Argentine air attacks on 2nd May claimed the Sheffield with an Exocet missile, her Sea Dart system was unable to track and shot down because of its deficiency in engaging low-level targets. A submarine was thought to be in the area at the same time and no chances were taken, Yarmouth firing her Anti-submarine mortars. Sheffield was abandoned, her crew transferred to the Arrow, 21 men had died in the attack. This was Britain's first large lose of life in the conflict. The ship drifted for three days before she was reboarded and towed away. In a rising sea, she listed helplessly and sank. On the 10th May, Alacrity detected and fired on a ship. The 3,900 ton Islas de los Estados sank immediately as the first round probably hit fuel supplies.
On 12th May, H.M.S. Brilliant a Type 22 Frigate, equipped with the potent Sea Wolf point-defence missile system, blew two Argentine skyhawks out of the sky and forced a third into the sea. A second wave got through due to a fault in Brilliants' Sea Wolf system and hit Glasgow, the bomb however, passed right through the ship without exploding. Taking on water, Glasgow retired to make temporary repairs and stayed on station for a further three weeks before returning home. A third attack was met by Harriers, from which they broke off and turned for home. Throughout all of these actions, the ships refuelled every other day from the fleet of supply ships kept out of range of the enemy's aircraft east of the Falklands.

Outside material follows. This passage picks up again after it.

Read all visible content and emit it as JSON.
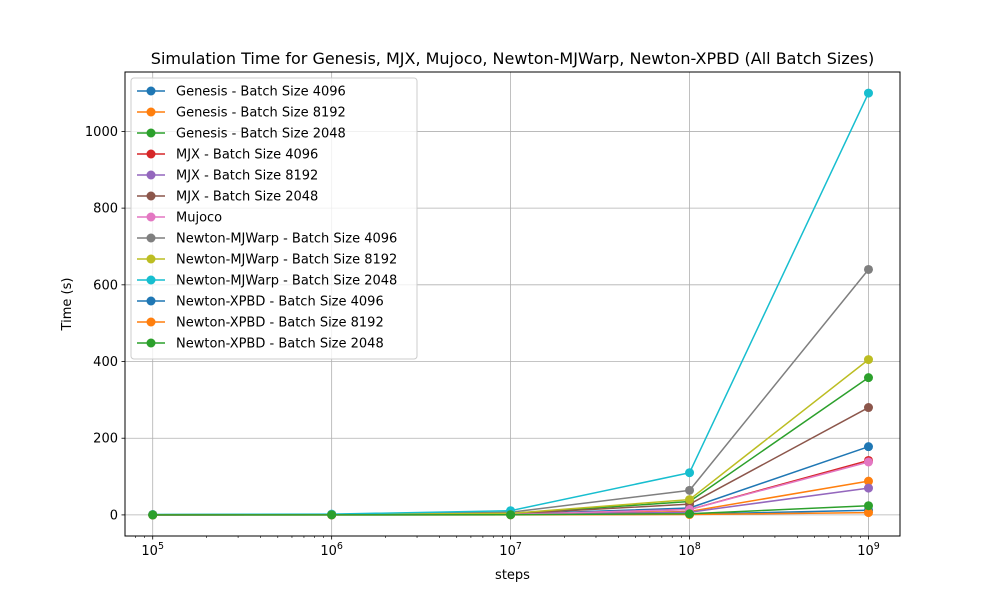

In mid-May Harriers bombed and strafed two Argentine supply ships. The Task Force was strengthened when the Amphibious group arrived bringing with it RAF Harrier GR3s. Every requisitioned ship carrying Marines or Army troops bristled with weaponry in place against air attack, Blowpipe SAMS, Bofors, machine guns were all readied. They arrived on 15-18th May, and the 19th saw more Harriers arriving following air-refuelled flights all the way from Ascension Island.
The Navy landed the ground forces in the early hours of Friday, 21th May in San Carlos water. As the troops crossed the Falklands, the air attacks continued against the Task Force and the 21st May saw the Ardent sunk, followed by the Antelope on the 24th and Coventry on the 25th in the San Carlos area. A second landing at Bluff Cove was costly, Argentine aircraft destroyed the landing ships Sir Galahad and Sir Tristram between the 4th and 8th of June.
With the fall of Port Stanley the Argentine invasion was at an end, for a terrible price to the Royal Navy. Five warships and one civilian ship sunk, Eleven warships damaged in varying degrees. The campaign had cost the British 255 men killed and 777 wounded.
Please note that we have only touched the surface of the Falklands Sea War and will be adding more information to this site as time permits.